GİDİŞAT KÖTÜ!
Nedim ARSLAN
-Yaklaşık olarak iki yıldan bu yana ölümcül etkisiyle dünya coğrafyasında etkili olan Covit 19 salgın hastalığı öncesinde başlayan ekonomik kriz daha da etkili olmaya başladı. Hastalık öncesi ve ardındaki süreçle birlikte 3 yıllık bu zorlu sürecin faturası sanayici, esnaf ve çalışanın yanında elbette bütün vatandaşlara çıktı. Salgın hastalıkla birlikte kısıtlamalar dahilindeki bütün süreçlerde en büyük sıkıntıyı çeken büyük, küçük ve orta ölçekli esnafların yanında büyük sanayi devleri de birer birer batmaya mahkum oldu ne yazık ki.
Kaybettiğimiz büyük değerlerimizin yanı sıra adeta unutulmayla yüz tutan gelenek ve göreneklerimizde ne yazık ki yaşanmıyor artık. Salgın hastalık ve ekonomi olarak ülkemiz ve bölgemize baktığımızda durumun daha da vahim olduğunu görmekteyiz. İş alanları, sanayi ve istihdamda istenilen düzeyde olmayan şehrimizde ise durum daha da kötü ne yazık ki. Daire, işyeri ve emlak fiyatlarının en yüksek olduğu illerden biri olan Batman'da ise gösterişli günler devam ediyor. Turizmde hiçbir varlık gösteremeyen kentimizin komşu illeri ise turizmde altın yıllarını yaşıyor. Şanlıurfa, Diyarbakır ve Mardin'in yanında küçücük bir ilçe olan Midyat'ta bile yerli turist hareketliliği beldelerine büyük katkılar sunuyor.
70'Lİ YILLARA MI DÖNDÜK?
Son günlerde döviz ve altının ateşi daha da yükselirken durumlar daha da kötüleşti. Bu süreçte parası olan sermayesini ikiye katlarken, esnaf ve üretici ise sermaye tüketti. Bunun en büyük yansımaları ise elbette vatandaşa oldu elbette. Üç kuruş parası olan dar gelirli vatandaş ise çarşı ve pazara gidemez oldu. Zam üstüne zam alan gıda ve bütün ürünlere fahiş zamlar gelince mutfaklardaki yangınlar daha da büyüdü. Çarşı ve pazara giden vatandaşın boş filelerle evlerine dönmek zorunda kaldı. Bu yansımalar sürerken bir çok markette de kota uygulaması başladı.

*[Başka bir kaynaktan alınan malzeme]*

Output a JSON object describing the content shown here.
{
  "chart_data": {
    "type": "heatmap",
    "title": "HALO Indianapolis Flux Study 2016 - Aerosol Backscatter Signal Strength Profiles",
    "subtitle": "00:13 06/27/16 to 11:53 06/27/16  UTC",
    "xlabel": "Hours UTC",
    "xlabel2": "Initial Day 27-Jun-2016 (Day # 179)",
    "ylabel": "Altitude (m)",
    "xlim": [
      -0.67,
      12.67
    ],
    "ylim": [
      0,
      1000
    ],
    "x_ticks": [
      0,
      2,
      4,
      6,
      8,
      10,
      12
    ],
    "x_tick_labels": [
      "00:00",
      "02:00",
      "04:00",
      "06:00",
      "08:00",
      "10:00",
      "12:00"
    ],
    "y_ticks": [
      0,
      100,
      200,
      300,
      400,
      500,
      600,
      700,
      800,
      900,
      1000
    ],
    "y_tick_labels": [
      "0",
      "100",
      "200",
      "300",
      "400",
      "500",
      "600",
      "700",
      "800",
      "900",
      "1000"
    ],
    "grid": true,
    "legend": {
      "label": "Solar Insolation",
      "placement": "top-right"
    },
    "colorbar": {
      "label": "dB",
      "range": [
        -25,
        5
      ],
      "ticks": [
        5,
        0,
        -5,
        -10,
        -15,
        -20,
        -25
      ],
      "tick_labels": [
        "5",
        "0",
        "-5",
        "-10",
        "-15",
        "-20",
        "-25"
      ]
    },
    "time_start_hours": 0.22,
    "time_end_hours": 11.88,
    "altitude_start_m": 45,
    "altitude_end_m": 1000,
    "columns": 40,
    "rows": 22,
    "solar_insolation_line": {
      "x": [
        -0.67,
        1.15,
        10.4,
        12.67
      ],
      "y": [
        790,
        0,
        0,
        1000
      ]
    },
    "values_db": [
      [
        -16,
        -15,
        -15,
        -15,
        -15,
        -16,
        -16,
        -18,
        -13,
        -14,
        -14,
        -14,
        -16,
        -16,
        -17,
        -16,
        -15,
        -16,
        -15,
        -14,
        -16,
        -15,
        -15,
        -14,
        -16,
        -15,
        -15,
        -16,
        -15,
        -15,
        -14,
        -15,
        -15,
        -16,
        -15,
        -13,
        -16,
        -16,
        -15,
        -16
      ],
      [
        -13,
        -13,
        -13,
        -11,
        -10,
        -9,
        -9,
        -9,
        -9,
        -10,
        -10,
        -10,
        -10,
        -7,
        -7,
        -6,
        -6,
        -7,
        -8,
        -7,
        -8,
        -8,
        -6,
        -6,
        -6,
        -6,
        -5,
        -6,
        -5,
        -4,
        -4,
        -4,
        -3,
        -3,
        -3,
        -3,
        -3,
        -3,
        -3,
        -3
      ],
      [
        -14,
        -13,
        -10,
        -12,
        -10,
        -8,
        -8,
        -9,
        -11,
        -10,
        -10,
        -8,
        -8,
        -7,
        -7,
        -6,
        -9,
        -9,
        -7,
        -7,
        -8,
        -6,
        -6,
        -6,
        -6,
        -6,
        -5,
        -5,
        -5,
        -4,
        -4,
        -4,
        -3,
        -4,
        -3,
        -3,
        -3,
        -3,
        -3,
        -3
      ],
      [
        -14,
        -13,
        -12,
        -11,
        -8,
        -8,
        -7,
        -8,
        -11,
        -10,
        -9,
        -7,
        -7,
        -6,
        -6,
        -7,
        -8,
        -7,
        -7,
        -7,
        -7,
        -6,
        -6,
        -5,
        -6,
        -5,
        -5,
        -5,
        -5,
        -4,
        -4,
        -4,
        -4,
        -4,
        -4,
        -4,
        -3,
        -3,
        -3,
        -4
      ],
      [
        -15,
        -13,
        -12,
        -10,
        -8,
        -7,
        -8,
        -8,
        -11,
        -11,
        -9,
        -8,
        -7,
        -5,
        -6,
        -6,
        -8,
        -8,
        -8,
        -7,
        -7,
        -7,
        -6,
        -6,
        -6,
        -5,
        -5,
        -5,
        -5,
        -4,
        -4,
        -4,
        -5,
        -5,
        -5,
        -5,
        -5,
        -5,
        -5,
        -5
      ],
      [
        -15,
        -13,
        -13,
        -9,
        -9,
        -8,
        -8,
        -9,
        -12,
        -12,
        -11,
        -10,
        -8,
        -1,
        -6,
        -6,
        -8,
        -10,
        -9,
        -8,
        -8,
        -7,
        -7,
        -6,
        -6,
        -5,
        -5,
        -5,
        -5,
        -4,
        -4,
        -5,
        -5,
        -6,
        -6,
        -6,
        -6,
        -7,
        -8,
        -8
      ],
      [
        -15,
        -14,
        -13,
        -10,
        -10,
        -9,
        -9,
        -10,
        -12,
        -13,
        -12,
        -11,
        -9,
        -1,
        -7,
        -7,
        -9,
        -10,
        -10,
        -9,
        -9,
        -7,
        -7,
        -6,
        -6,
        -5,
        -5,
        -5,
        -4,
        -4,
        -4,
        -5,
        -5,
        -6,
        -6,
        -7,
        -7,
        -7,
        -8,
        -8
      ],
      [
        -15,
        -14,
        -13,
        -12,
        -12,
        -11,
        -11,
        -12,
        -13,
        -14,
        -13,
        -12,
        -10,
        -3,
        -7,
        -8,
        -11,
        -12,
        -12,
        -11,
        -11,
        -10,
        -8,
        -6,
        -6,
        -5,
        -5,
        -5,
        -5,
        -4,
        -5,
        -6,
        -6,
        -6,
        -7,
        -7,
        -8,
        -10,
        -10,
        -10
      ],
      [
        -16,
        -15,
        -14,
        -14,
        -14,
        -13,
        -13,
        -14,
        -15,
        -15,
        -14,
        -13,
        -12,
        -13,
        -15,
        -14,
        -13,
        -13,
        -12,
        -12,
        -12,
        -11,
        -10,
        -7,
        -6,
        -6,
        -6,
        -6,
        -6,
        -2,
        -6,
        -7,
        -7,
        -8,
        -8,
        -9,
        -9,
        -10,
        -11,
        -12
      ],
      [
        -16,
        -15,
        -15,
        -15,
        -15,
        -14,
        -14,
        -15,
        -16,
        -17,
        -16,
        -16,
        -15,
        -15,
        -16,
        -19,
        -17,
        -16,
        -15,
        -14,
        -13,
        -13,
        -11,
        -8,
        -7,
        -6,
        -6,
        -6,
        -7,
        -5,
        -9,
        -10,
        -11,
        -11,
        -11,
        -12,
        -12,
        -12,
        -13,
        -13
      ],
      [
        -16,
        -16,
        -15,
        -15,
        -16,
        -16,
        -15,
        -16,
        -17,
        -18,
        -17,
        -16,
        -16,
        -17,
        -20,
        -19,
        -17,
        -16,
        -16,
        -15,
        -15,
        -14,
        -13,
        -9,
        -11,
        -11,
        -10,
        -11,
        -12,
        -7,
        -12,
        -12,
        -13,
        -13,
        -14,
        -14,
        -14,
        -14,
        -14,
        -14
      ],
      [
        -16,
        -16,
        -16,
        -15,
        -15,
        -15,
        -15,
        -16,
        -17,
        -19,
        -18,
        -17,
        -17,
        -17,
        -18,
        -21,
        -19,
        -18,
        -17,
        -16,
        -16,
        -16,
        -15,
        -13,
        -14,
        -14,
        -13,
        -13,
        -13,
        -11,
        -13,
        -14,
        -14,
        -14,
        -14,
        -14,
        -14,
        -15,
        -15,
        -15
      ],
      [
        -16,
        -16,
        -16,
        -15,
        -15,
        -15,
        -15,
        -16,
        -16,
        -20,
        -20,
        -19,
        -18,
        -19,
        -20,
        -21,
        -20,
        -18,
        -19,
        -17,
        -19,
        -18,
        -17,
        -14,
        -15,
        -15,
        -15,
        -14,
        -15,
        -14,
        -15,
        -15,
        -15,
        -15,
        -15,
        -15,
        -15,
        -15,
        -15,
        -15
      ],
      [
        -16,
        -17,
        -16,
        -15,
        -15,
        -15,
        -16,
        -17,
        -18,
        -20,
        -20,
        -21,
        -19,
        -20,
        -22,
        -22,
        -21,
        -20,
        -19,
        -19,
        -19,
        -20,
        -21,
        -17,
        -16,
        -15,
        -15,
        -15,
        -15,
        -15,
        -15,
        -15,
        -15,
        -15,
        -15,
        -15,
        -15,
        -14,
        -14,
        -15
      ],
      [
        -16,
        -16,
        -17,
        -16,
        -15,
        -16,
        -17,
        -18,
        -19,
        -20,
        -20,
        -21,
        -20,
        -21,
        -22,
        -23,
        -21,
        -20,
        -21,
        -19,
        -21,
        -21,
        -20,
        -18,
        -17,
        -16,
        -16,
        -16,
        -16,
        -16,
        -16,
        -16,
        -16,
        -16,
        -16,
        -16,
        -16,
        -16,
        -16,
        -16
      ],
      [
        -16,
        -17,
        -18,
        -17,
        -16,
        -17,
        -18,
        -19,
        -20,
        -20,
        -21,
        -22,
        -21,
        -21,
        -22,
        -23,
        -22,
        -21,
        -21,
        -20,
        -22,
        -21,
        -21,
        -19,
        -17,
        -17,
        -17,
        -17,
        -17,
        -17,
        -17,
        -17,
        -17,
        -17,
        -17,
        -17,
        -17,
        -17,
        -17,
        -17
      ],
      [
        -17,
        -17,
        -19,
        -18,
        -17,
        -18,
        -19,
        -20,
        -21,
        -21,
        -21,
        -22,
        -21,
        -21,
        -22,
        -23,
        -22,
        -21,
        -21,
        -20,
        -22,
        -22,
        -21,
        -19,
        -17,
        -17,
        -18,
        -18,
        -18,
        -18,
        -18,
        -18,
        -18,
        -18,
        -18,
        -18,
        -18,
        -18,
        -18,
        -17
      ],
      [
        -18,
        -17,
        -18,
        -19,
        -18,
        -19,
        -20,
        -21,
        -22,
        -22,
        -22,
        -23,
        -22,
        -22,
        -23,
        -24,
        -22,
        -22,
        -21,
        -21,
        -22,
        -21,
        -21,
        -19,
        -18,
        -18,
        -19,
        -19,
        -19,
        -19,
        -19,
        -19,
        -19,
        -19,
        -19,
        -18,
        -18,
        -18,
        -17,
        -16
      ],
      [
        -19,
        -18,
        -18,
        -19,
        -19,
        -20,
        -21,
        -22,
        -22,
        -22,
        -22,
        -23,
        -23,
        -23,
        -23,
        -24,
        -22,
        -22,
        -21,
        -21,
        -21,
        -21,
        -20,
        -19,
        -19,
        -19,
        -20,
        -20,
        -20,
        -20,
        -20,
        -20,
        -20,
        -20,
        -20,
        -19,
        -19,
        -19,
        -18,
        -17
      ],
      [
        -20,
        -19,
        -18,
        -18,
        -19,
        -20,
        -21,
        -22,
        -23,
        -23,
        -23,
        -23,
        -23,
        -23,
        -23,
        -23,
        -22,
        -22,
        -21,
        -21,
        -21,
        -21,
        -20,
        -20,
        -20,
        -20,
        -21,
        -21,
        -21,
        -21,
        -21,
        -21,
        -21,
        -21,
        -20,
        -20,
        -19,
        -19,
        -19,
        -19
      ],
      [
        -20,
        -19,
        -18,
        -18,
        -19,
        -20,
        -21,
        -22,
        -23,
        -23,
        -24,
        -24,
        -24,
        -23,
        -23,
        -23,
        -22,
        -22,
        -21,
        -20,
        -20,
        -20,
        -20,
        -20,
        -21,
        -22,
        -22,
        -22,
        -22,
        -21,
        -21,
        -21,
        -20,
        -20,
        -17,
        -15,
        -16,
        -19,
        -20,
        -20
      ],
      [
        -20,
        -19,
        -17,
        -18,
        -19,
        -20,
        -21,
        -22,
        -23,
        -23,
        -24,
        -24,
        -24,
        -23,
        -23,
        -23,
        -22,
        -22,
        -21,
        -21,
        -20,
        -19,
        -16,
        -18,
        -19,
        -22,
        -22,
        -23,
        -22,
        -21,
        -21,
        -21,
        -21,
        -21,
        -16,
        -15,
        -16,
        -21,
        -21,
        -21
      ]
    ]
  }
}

Sınırlı sayıda ürün alabilen vatandaşlar adeta 70'li yılları yaşamış oldu. Yaşananlar karşısında şaşkınlıklarını gizleyemeyen vatandaşlar da gidişatın iyi olmadığını görerek geleceğe pek de umutlu bakamıyor. Hal böyle olunca çarşı-pazarda, esnaf, üretici, çiftçi ve vatandaşın yanı sıra genç yaştaki çocuklar döviz ve altının hesabını yapar oldu. Gittikçe daralan piyasalar karşısında umudunu yitiren küçük esnafın ise pek yaşama şansının kalmadığını da belirtmek istiyorum. İşsizlik oranlarının en yüksek olduğu iller arasında olan kentimizde ise durumun daha da vahim olduğunu hepimiz görmekteyiz. Dileğimiz uzun süreden beri yaşanan bu sıkıntıların son bulması, bölgemiz ve kentimiz için güzel yatırımların bir an önce hayata geçirilmesi olacak.
Güzel bir hafta dileğiyle.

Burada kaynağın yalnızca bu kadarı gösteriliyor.